Selamlarrr, şarkıyı açıverinnn...
İra'nın Güncesinden
Hayat her zaman istediğimiz gibi, bizim ayarladığımız gibi gitmez. Biz ne kadar her şeyi kabul etsekte, kader eğer bizim seçimlerimizi kabul etmezse yapabileceğimiz hiçbir şey yoktur. Bazen acı çekmek gerekir, buna engel olunamaz. Sadece kabul etmek ve yılmadan devam etmek gerekir. Ama sanırım ben artık yılmadan ayakta durmaya, ilerlemeye devam edemiyorum. Olmuyor, hayatımdan sürekli bir şeyler kayıyor, eksiliyor. Gökyüzü gibiyim, bir sürü yıldız kayıyor ama ben hiç birini yakalayamıyor, engel olamıyorum. Bütün yıldızlar teker teker kayboluyor, aynı benim hayallerim ve yaşama sevincim gibi...
***
Kalbime birden bire ağrı girmişti, "Savaş'ın durumu ağırmış. Ağırmış!!" Aklımda dönüp duran tek cümle buydu. Efe'nin öyle demesinin ardından aklımı kaybetmiştim sanki. Kim ne yapmıştı abime, tek aileme. Ona sinirli olabilirdim ama bu kadarına dayanamaz, bu kadarını da umursamıyormuş gibi davranamazdım. Zaten o söylediğim sözleri söylerken kendim bile o sözlere inanmamıştım.
Apar topar hastaneye gelmiştik. Oradan oraya dönüyordum ve gözümden akan yaşların haddi hesabı yoktu. Göz yaşlarım bir şelale gibi akıyordu gözlerimden, durduramıyordum. Burada beni anlayan bir tek Bilge'ydi. Belki Ceren'de burada olsa güzel olurdu, en azından yanımda dururdu...
Saatlerdir ya da dakikalardır bilemiyorum, kapının önünde oturmuş ağlıyordum. Ne yapardım ben onsuz. Kim ne yapmıştı ona?
Söylediğim son sözlerin "Bende senden nefret ediyorum!" olmasına katlanamıyordum. Nasıl demiştim ben bunu? Nasıl?

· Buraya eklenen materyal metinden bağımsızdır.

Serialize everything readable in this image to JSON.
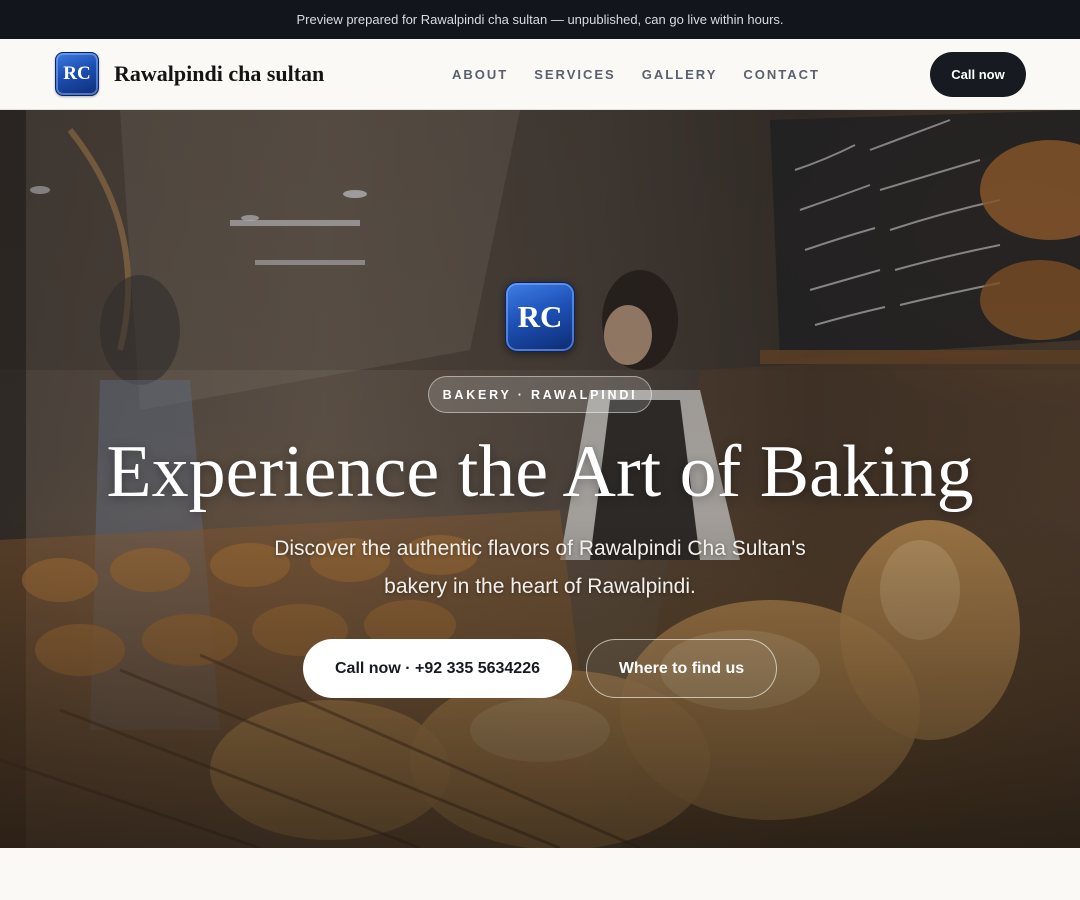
{
  "preview_banner": "Preview prepared for Rawalpindi cha sultan — unpublished, can go live within hours.",
  "header": {
    "logo_text": "RC",
    "brand_name": "Rawalpindi cha sultan",
    "nav": [
      "ABOUT",
      "SERVICES",
      "GALLERY",
      "CONTACT"
    ],
    "cta_label": "Call now"
  },
  "hero": {
    "logo_text": "RC",
    "eyebrow": "BAKERY · RAWALPINDI",
    "title": "Experience the Art of Baking",
    "subtitle": "Discover the authentic flavors of Rawalpindi Cha Sultan's bakery in the heart of Rawalpindi.",
    "primary_button": "Call now · +92 335 5634226",
    "secondary_button": "Where to find us",
    "background_image": "bakery-interior-photo"
  },
  "colors": {
    "banner_bg": "#12151b",
    "header_bg": "#faf9f6",
    "cta_bg": "#171a20",
    "logo_blue": "#1d4fb3",
    "hero_text": "#ffffff"
  }
}
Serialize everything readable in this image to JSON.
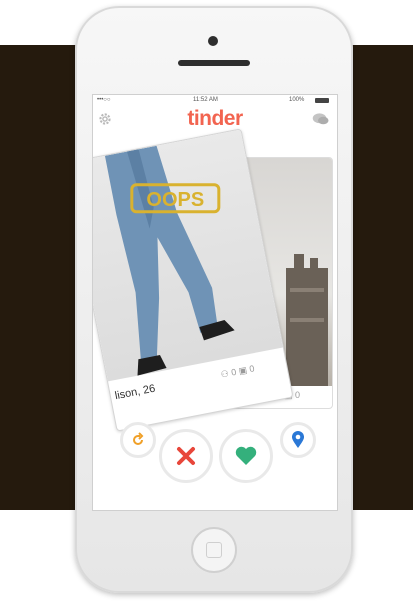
{
  "status_bar": {
    "carrier": "•••○○",
    "time": "11:52 AM",
    "battery": "100%"
  },
  "header": {
    "logo": "tinder",
    "left_icon": "gear-icon",
    "right_icon": "chat-bubbles-icon"
  },
  "stamp_text": "OOPS",
  "card": {
    "name": "lison, 26",
    "shared_interests": "0",
    "photos": "0",
    "back_count": "0"
  },
  "buttons": {
    "undo": "undo-icon",
    "nope": "x-icon",
    "like": "heart-icon",
    "info": "location-pin-icon"
  },
  "colors": {
    "background_band": "#251a0d",
    "logo": "#f26450",
    "stamp": "#d9b22f",
    "nope": "#e8463a",
    "like": "#34b07c",
    "info": "#2a78d6",
    "undo": "#f0a028"
  }
}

Bir kaç dakika önce Ceren gelmişti, onunda benden farkı yoktu. Onunda gözlerinden yaşlar akıyor ama umursamayacak kadar düşünceli gibi gözüküyordu. Eski arkadaşı olduğundan kaynaklı olsa gerek diyerek kafamı dağıtmaya çalışıyordum ama imkansız gibiydi. Yağız Bilge'yle konuşuyor ama Bilge'nin gözü benden ayrılmıyordu. Onların ne konuştuğunu umursamıyordum, gözlerim tek bir noktaya odaklanmıştı: Ameliyathane kapısına. İçeriden biri çıksa ve "Abiniz iyi" dese diye dualar ediyordum.

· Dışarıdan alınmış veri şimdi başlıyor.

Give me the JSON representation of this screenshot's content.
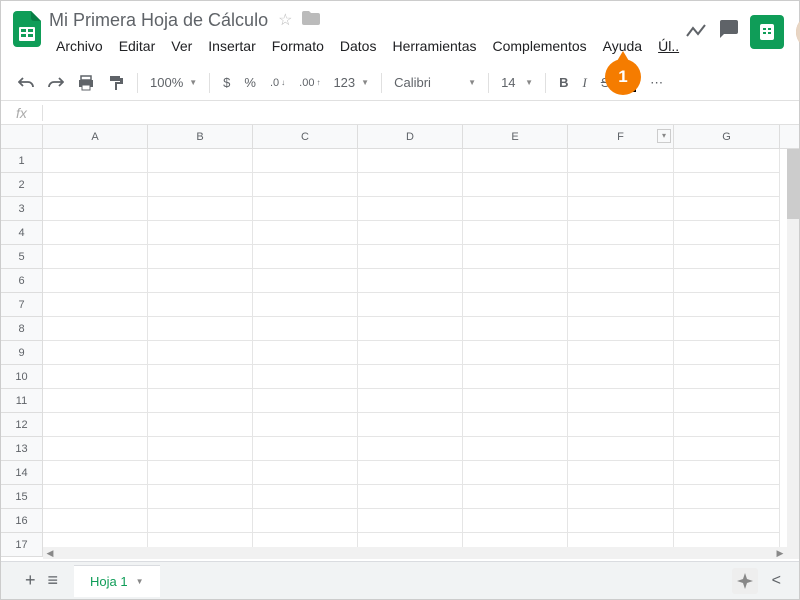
{
  "doc": {
    "title": "Mi Primera Hoja de Cálculo"
  },
  "menu": [
    "Archivo",
    "Editar",
    "Ver",
    "Insertar",
    "Formato",
    "Datos",
    "Herramientas",
    "Complementos",
    "Ayuda",
    "Úl.."
  ],
  "toolbar": {
    "zoom": "100%",
    "currency": "$",
    "percent": "%",
    "dec_dec": ".0",
    "dec_inc": ".00",
    "numfmt": "123",
    "font": "Calibri",
    "size": "14",
    "bold": "B",
    "italic": "I",
    "strike": "S",
    "color": "A"
  },
  "formula": {
    "fx": "fx"
  },
  "columns": [
    "A",
    "B",
    "C",
    "D",
    "E",
    "F",
    "G"
  ],
  "rows": [
    1,
    2,
    3,
    4,
    5,
    6,
    7,
    8,
    9,
    10,
    11,
    12,
    13,
    14,
    15,
    16,
    17
  ],
  "sheet": {
    "name": "Hoja 1"
  },
  "callout": {
    "num": "1"
  }
}
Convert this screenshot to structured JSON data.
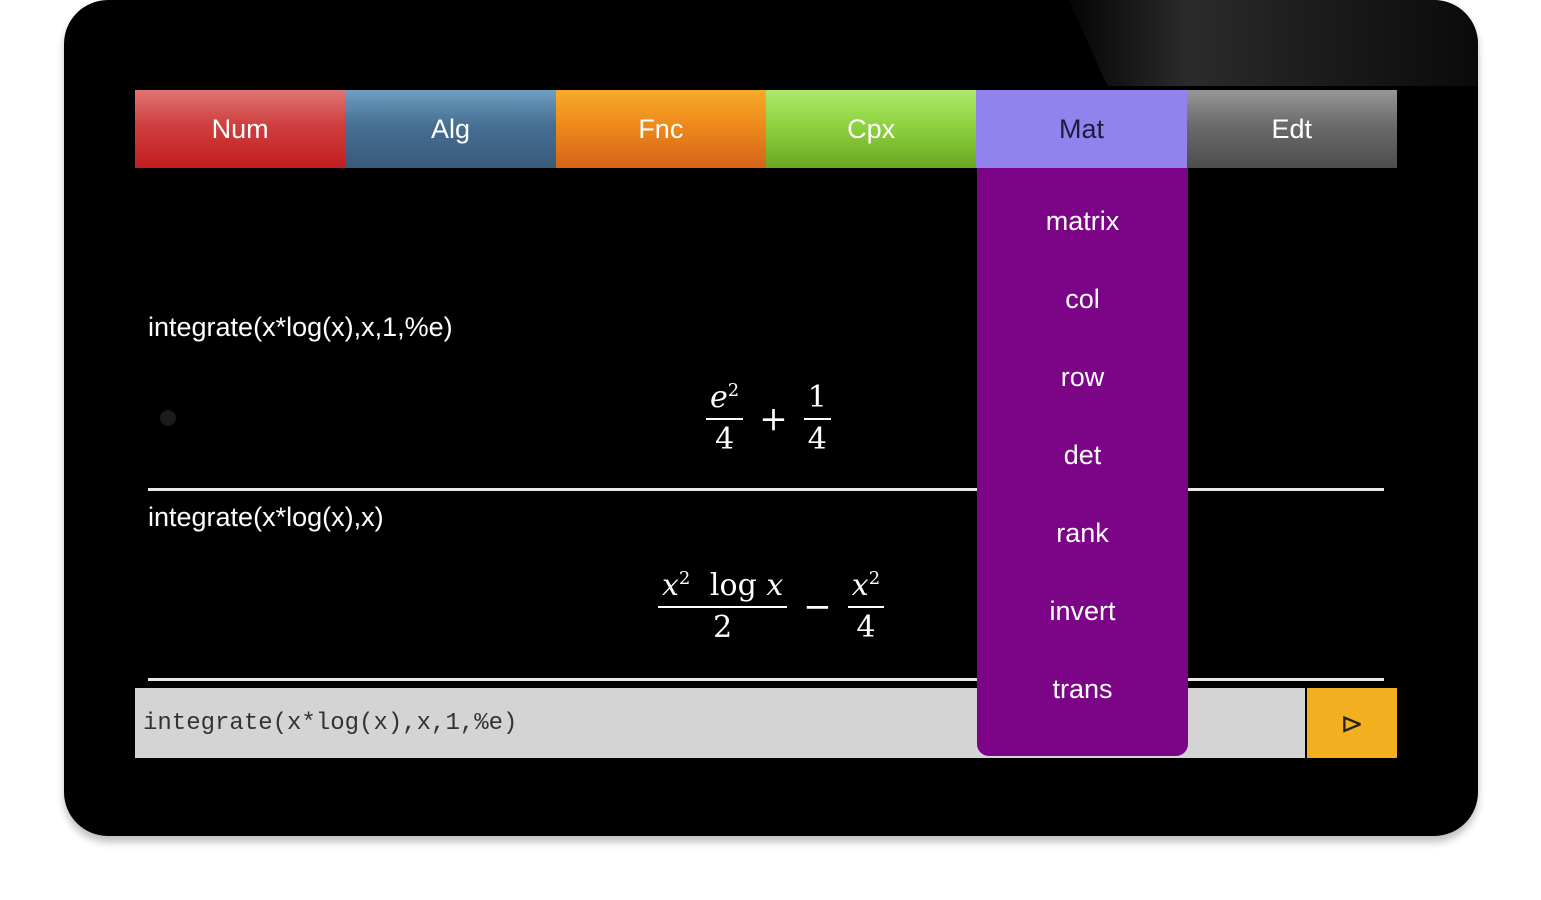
{
  "tabs": [
    {
      "label": "Num"
    },
    {
      "label": "Alg"
    },
    {
      "label": "Fnc"
    },
    {
      "label": "Cpx"
    },
    {
      "label": "Mat"
    },
    {
      "label": "Edt"
    }
  ],
  "active_tab": "Mat",
  "history": [
    {
      "input": "integrate(x*log(x),x,1,%e)",
      "result": {
        "left_num": "e",
        "left_exp": "2",
        "left_den": "4",
        "operator": "+",
        "right_num": "1",
        "right_den": "4"
      }
    },
    {
      "input": "integrate(x*log(x),x)",
      "result": {
        "left_num_base": "x",
        "left_exp": "2",
        "left_log": "log",
        "left_var": "x",
        "left_den": "2",
        "operator": "−",
        "right_num": "x",
        "right_exp": "2",
        "right_den": "4"
      }
    }
  ],
  "input_bar": {
    "value": "integrate(x*log(x),x,1,%e)"
  },
  "send_button": {
    "icon": "send-arrow-icon",
    "glyph": "⊳"
  },
  "mat_menu": {
    "items": [
      {
        "label": "matrix"
      },
      {
        "label": "col"
      },
      {
        "label": "row"
      },
      {
        "label": "det"
      },
      {
        "label": "rank"
      },
      {
        "label": "invert"
      },
      {
        "label": "trans"
      }
    ]
  },
  "colors": {
    "num": "#cf3f3f",
    "alg": "#466f93",
    "fnc": "#ee8a1c",
    "cpx": "#8fd33f",
    "mat": "#9183ee",
    "edt": "#6b6b6b",
    "dropdown": "#7c0587",
    "send": "#f2b020"
  }
}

Ameliyathanenin kapısının açılması ile yerden fırladım ve doktorun yakasına yapıştım. "İyi mi? Yaşıyor mu? Abim yaşıyor mu, doktor bey? Cevap verin delireceğim." Susmadan sürekli konuşuyor adama konuşma fırsatı vermiyordum çünkü duyacaklarımdan korkuyordum.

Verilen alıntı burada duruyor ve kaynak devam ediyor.